In the face of a bleak economic forecast, the construction of the two new residential colleges will be delayed, along with almost all other construction projects, University President Richard Levin told the News on Tuesday.
In a letter to faculty and staff, Levin also announced deeper cuts to the University’s operating budget. He called for spending reductions on staff salaries and non-personnel costs by 7.5 percent instead of 5 percent as previously planned. The endowment is still projected to lose 25 percent of its value by June, Levin said, but with no sign of improvement in the economy, he said financial recovery may take longer than the University had previously planned.
“I wish we could avoid these additional actions,” Levin wrote in the letter. “And I understand that meeting the revised budgetary targets will be challenging.”
CAPITAL SPENDING DELAYED
The colleges are not the only project to be postponed; most planned construction projects will be delayed in an effort to save $2 billion in capital spending. Work on all new buildings and renovations currently under construction will continue, Levin said, as will essential maintenance and the renovation of Morse and Ezra Stiles Colleges.
Levin said that even design work on other projects will stall until credit markets open up or gift funding is secured.
“To the extent we have gift money for the colleges,” he said, “we will be able to continue the design work.”
Funds have already been raised to support the planning of a new campus for the Yale School of Management, Levin said, and so that design process will continue.
Planning for the two new residential colleges has already made some progress. The architect, School of Architecture Dean Robert A.M. Stern ARC ’65, presented designs to the Yale Corporation over the weekend.
“I’m disappointed that the construction got delayed,” Stern said, “but I’m optimistic that we will move forward with the project as soon as circumstances will allow us.”
But the circumstances are too complicated and too volatile to predict when they might change in Yale’s favor. Besides gift funding, construction projects require borrowing, but the credit markets are broken, Deputy Provost Lloyd Suttle said. Even for Yale, with its top credit rating, there is barely any money available to borrow.
That rating is not something administrators want to jeopardize by taking on too much debt, Suttle said. A major factor in that assessment is the ratio of current debt to endowment value, so as the endowment declines 25 percent this year, it also limits the amount of money Yale can afford to borrow.
University officials had hoped to postpone any decision about delaying the construction of the colleges until 2011, when the University had planned to break ground. But in a telephone interview Tuesday, Levin said that projects related to the new colleges — mainly associated with clearing and preparing the site for construction — needed to begin in just a few months if the colleges were to open on schedule in 2013. In other words, this was the point of no return.
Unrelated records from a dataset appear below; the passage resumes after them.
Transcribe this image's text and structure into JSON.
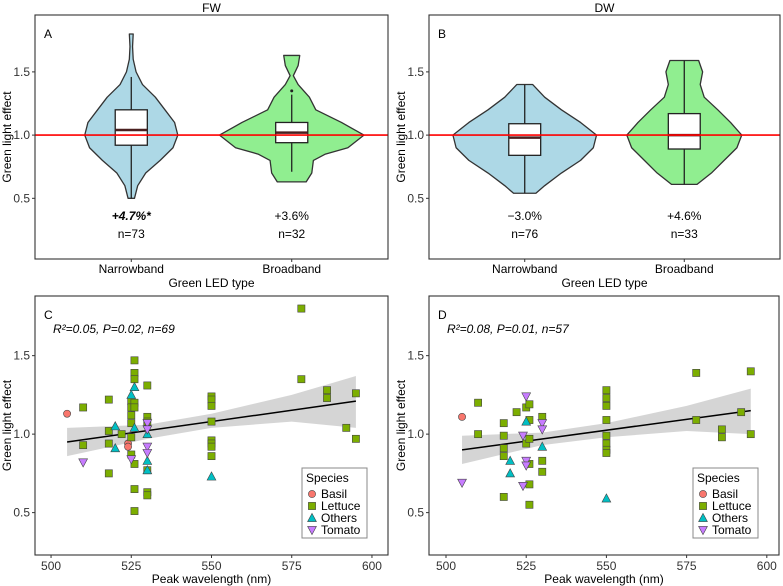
{
  "chart_data": [
    {
      "panel": "A",
      "type": "violin",
      "title": "FW",
      "panel_label": "A",
      "xlabel": "Green LED type",
      "ylabel": "Green light effect",
      "categories": [
        "Narrowband",
        "Broadband"
      ],
      "ylim": [
        0.02,
        1.95
      ],
      "yticks": [
        0.5,
        1.0,
        1.5
      ],
      "ytick_labels": [
        "0.5",
        "1.0",
        "1.5"
      ],
      "reference_line": 1.0,
      "reference_color": "#ff0000",
      "groups": [
        {
          "category": "Narrowband",
          "fill": "#add8e6",
          "annotation": "+4.7%*",
          "annotation_bold": true,
          "n_label": "n=73",
          "box": {
            "q1": 0.92,
            "median": 1.04,
            "q3": 1.2,
            "whisker_low": 0.5,
            "whisker_high": 1.46
          },
          "outliers": [],
          "density": [
            [
              0.5,
              0.02
            ],
            [
              0.6,
              0.04
            ],
            [
              0.7,
              0.09
            ],
            [
              0.8,
              0.18
            ],
            [
              0.9,
              0.26
            ],
            [
              1.0,
              0.29
            ],
            [
              1.1,
              0.27
            ],
            [
              1.2,
              0.21
            ],
            [
              1.3,
              0.15
            ],
            [
              1.4,
              0.07
            ],
            [
              1.5,
              0.03
            ],
            [
              1.6,
              0.012
            ],
            [
              1.7,
              0.008
            ],
            [
              1.8,
              0.012
            ]
          ]
        },
        {
          "category": "Broadband",
          "fill": "#90ee90",
          "annotation": "+3.6%",
          "annotation_bold": false,
          "n_label": "n=32",
          "box": {
            "q1": 0.94,
            "median": 1.02,
            "q3": 1.1,
            "whisker_low": 0.71,
            "whisker_high": 1.32
          },
          "outliers": [
            1.35
          ],
          "density": [
            [
              0.63,
              0.09
            ],
            [
              0.7,
              0.125
            ],
            [
              0.8,
              0.135
            ],
            [
              0.85,
              0.21
            ],
            [
              0.9,
              0.35
            ],
            [
              1.0,
              0.45
            ],
            [
              1.1,
              0.31
            ],
            [
              1.2,
              0.15
            ],
            [
              1.3,
              0.11
            ],
            [
              1.4,
              0.04
            ],
            [
              1.47,
              0.01
            ],
            [
              1.55,
              0.04
            ],
            [
              1.63,
              0.05
            ]
          ]
        }
      ]
    },
    {
      "panel": "B",
      "type": "violin",
      "title": "DW",
      "panel_label": "B",
      "xlabel": "Green LED type",
      "ylabel": "Green light effect",
      "categories": [
        "Narrowband",
        "Broadband"
      ],
      "ylim": [
        0.02,
        1.95
      ],
      "yticks": [
        0.5,
        1.0,
        1.5
      ],
      "ytick_labels": [
        "0.5",
        "1.0",
        "1.5"
      ],
      "reference_line": 1.0,
      "reference_color": "#ff0000",
      "groups": [
        {
          "category": "Narrowband",
          "fill": "#add8e6",
          "annotation": "−3.0%",
          "annotation_bold": false,
          "n_label": "n=76",
          "box": {
            "q1": 0.84,
            "median": 0.98,
            "q3": 1.09,
            "whisker_low": 0.54,
            "whisker_high": 1.4
          },
          "outliers": [],
          "density": [
            [
              0.54,
              0.07
            ],
            [
              0.6,
              0.125
            ],
            [
              0.7,
              0.23
            ],
            [
              0.8,
              0.35
            ],
            [
              0.9,
              0.43
            ],
            [
              1.0,
              0.45
            ],
            [
              1.1,
              0.35
            ],
            [
              1.2,
              0.23
            ],
            [
              1.3,
              0.125
            ],
            [
              1.4,
              0.05
            ]
          ]
        },
        {
          "category": "Broadband",
          "fill": "#90ee90",
          "annotation": "+4.6%",
          "annotation_bold": false,
          "n_label": "n=33",
          "box": {
            "q1": 0.89,
            "median": 1.0,
            "q3": 1.17,
            "whisker_low": 0.61,
            "whisker_high": 1.59
          },
          "outliers": [],
          "density": [
            [
              0.61,
              0.08
            ],
            [
              0.7,
              0.17
            ],
            [
              0.8,
              0.25
            ],
            [
              0.9,
              0.33
            ],
            [
              1.0,
              0.36
            ],
            [
              1.1,
              0.29
            ],
            [
              1.2,
              0.21
            ],
            [
              1.3,
              0.125
            ],
            [
              1.4,
              0.1
            ],
            [
              1.5,
              0.115
            ],
            [
              1.59,
              0.09
            ]
          ]
        }
      ]
    },
    {
      "panel": "C",
      "type": "scatter",
      "panel_label": "C",
      "stats_label": "R²=0.05, P=0.02, n=69",
      "xlabel": "Peak wavelength (nm)",
      "ylabel": "Green light effect",
      "xlim": [
        495,
        605
      ],
      "ylim": [
        0.23,
        1.88
      ],
      "xticks": [
        500,
        525,
        550,
        575,
        600
      ],
      "xtick_labels": [
        "500",
        "525",
        "550",
        "575",
        "600"
      ],
      "yticks": [
        0.5,
        1.0,
        1.5
      ],
      "ytick_labels": [
        "0.5",
        "1.0",
        "1.5"
      ],
      "legend": {
        "title": "Species",
        "position": "bottom-right"
      },
      "fit_line": [
        [
          505,
          0.95
        ],
        [
          595,
          1.21
        ]
      ],
      "confidence_band": [
        [
          505,
          0.86,
          1.04
        ],
        [
          530,
          0.97,
          1.06
        ],
        [
          550,
          1.04,
          1.13
        ],
        [
          575,
          1.08,
          1.25
        ],
        [
          595,
          1.04,
          1.37
        ]
      ],
      "series": [
        {
          "name": "Basil",
          "shape": "circle",
          "color": "#f8766d",
          "points": [
            [
              505,
              1.13
            ],
            [
              524,
              0.94
            ],
            [
              524,
              0.92
            ]
          ]
        },
        {
          "name": "Lettuce",
          "shape": "square",
          "color": "#7cae00",
          "points": [
            [
              510,
              1.17
            ],
            [
              510,
              0.93
            ],
            [
              518,
              1.22
            ],
            [
              518,
              1.02
            ],
            [
              518,
              0.94
            ],
            [
              518,
              0.75
            ],
            [
              522,
              1.0
            ],
            [
              525,
              1.21
            ],
            [
              525,
              1.17
            ],
            [
              525,
              1.12
            ],
            [
              525,
              1.07
            ],
            [
              525,
              0.98
            ],
            [
              525,
              0.87
            ],
            [
              526,
              1.47
            ],
            [
              526,
              1.39
            ],
            [
              526,
              1.35
            ],
            [
              526,
              1.2
            ],
            [
              526,
              1.17
            ],
            [
              526,
              0.81
            ],
            [
              526,
              0.65
            ],
            [
              526,
              0.51
            ],
            [
              530,
              1.31
            ],
            [
              530,
              1.11
            ],
            [
              530,
              1.08
            ],
            [
              530,
              0.77
            ],
            [
              530,
              0.63
            ],
            [
              530,
              0.61
            ],
            [
              550,
              1.24
            ],
            [
              550,
              1.22
            ],
            [
              550,
              1.18
            ],
            [
              550,
              1.08
            ],
            [
              550,
              0.96
            ],
            [
              550,
              0.94
            ],
            [
              550,
              0.92
            ],
            [
              550,
              0.86
            ],
            [
              578,
              1.8
            ],
            [
              578,
              1.35
            ],
            [
              586,
              1.28
            ],
            [
              586,
              1.23
            ],
            [
              592,
              1.04
            ],
            [
              595,
              1.26
            ],
            [
              595,
              0.97
            ]
          ]
        },
        {
          "name": "Others",
          "shape": "triangle-up",
          "color": "#00bfc4",
          "points": [
            [
              520,
              1.05
            ],
            [
              520,
              0.91
            ],
            [
              525,
              1.25
            ],
            [
              526,
              1.3
            ],
            [
              526,
              1.04
            ],
            [
              530,
              1.0
            ],
            [
              530,
              0.83
            ],
            [
              530,
              0.77
            ],
            [
              550,
              0.73
            ]
          ]
        },
        {
          "name": "Tomato",
          "shape": "triangle-down",
          "color": "#c77cff",
          "points": [
            [
              510,
              0.82
            ],
            [
              525,
              0.84
            ],
            [
              530,
              1.07
            ],
            [
              530,
              1.03
            ],
            [
              530,
              0.92
            ],
            [
              530,
              0.88
            ]
          ]
        }
      ]
    },
    {
      "panel": "D",
      "type": "scatter",
      "panel_label": "D",
      "stats_label": "R²=0.08, P=0.01, n=57",
      "xlabel": "Peak wavelength (nm)",
      "ylabel": "Green light effect",
      "xlim": [
        494.7,
        603.8
      ],
      "ylim": [
        0.23,
        1.88
      ],
      "xticks": [
        500,
        525,
        550,
        575,
        600
      ],
      "xtick_labels": [
        "500",
        "525",
        "550",
        "575",
        "600"
      ],
      "yticks": [
        0.5,
        1.0,
        1.5
      ],
      "ytick_labels": [
        "0.5",
        "1.0",
        "1.5"
      ],
      "legend": {
        "title": "Species",
        "position": "bottom-right"
      },
      "fit_line": [
        [
          505,
          0.9
        ],
        [
          595,
          1.15
        ]
      ],
      "confidence_band": [
        [
          505,
          0.81,
          0.99
        ],
        [
          530,
          0.93,
          1.01
        ],
        [
          550,
          0.98,
          1.07
        ],
        [
          575,
          1.02,
          1.18
        ],
        [
          595,
          1.0,
          1.29
        ]
      ],
      "series": [
        {
          "name": "Basil",
          "shape": "circle",
          "color": "#f8766d",
          "points": [
            [
              505,
              1.11
            ]
          ]
        },
        {
          "name": "Lettuce",
          "shape": "square",
          "color": "#7cae00",
          "points": [
            [
              510,
              1.2
            ],
            [
              510,
              1.0
            ],
            [
              518,
              1.07
            ],
            [
              518,
              0.99
            ],
            [
              518,
              0.91
            ],
            [
              518,
              0.86
            ],
            [
              518,
              0.6
            ],
            [
              522,
              1.14
            ],
            [
              525,
              1.17
            ],
            [
              525,
              0.94
            ],
            [
              526,
              1.19
            ],
            [
              526,
              1.09
            ],
            [
              526,
              0.97
            ],
            [
              526,
              0.81
            ],
            [
              526,
              0.68
            ],
            [
              526,
              0.55
            ],
            [
              530,
              1.11
            ],
            [
              530,
              0.83
            ],
            [
              530,
              0.76
            ],
            [
              550,
              1.28
            ],
            [
              550,
              1.23
            ],
            [
              550,
              1.18
            ],
            [
              550,
              1.09
            ],
            [
              550,
              0.99
            ],
            [
              550,
              0.94
            ],
            [
              550,
              0.9
            ],
            [
              550,
              0.88
            ],
            [
              578,
              1.39
            ],
            [
              578,
              1.09
            ],
            [
              586,
              1.03
            ],
            [
              586,
              0.98
            ],
            [
              592,
              1.14
            ],
            [
              595,
              1.4
            ],
            [
              595,
              1.0
            ]
          ]
        },
        {
          "name": "Others",
          "shape": "triangle-up",
          "color": "#00bfc4",
          "points": [
            [
              520,
              0.83
            ],
            [
              520,
              0.75
            ],
            [
              525,
              1.08
            ],
            [
              530,
              0.92
            ],
            [
              550,
              0.59
            ]
          ]
        },
        {
          "name": "Tomato",
          "shape": "triangle-down",
          "color": "#c77cff",
          "points": [
            [
              505,
              0.69
            ],
            [
              524,
              0.99
            ],
            [
              524,
              0.67
            ],
            [
              525,
              1.24
            ],
            [
              525,
              0.83
            ],
            [
              525,
              0.8
            ],
            [
              530,
              1.07
            ],
            [
              530,
              1.03
            ]
          ]
        }
      ]
    }
  ]
}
OPERATING BUDGET CUTS DEEPEN
Spending on salaries will be cut 7.5 percent in the 2009-’10 fiscal year, up from the 5 percent reduction Levin announced in December. Levin said he hopes to make the cuts through turnover and reductions in the number of temporary employees, but he did not rule out layoffs.
“I don’t think there’s any possibility we can manage without some layoffs,” Deputy Provost Charles Long said. “It seems inevitable.”
The cuts translate into the elimination of about 600 positions, which is more than can likely be achieved through turnover alone. Vice President for Human Resources and Administration Michael Peel said attrition is at its lowest rate in 10 years. In a recession, people tend to be less likely to change jobs because the job market is tighter, and less likely to retire because their investments are down.
Levin said one way to reduce the budget is to cut back on temporary and contract employees. He stressed the difficulties of laying off unionized workers, who are protected by labor contracts.
Even Yale’s highest-paid employees will feel the pains of the economic downturn. Staff with salaries below $75,000 will still receive a 2 percent raise. But now, instead of a $1,500 raise cap for employees making above $75,000, those faculty, staff and administrators will have their pay frozen.
Budgets will be cut across the University, Levin said, and not just personnel spending will be reduced. Instead of the 5 percent reductions in non-personnel spending planned in December, the University will now cut 7.5 percent next year and an additional 5 percent in the 2010-’11 academic year.
These cuts, which Suttle said are the deepest since at least the 1970s, will save the operating budget an additional $37 million next year, on top of the $100 million that was announced in December. The budget gap was created by the endowment’s essentially flat growth last year and projected decline this year.
The details of how these across-the-board cuts will break down in each department will be communicated in a memo this week, which will give budget planners targets and guidelines to start drafting their annual proposals.
Administrators are also planning to announce Yale College’s tuition for the upcoming academic year later this week.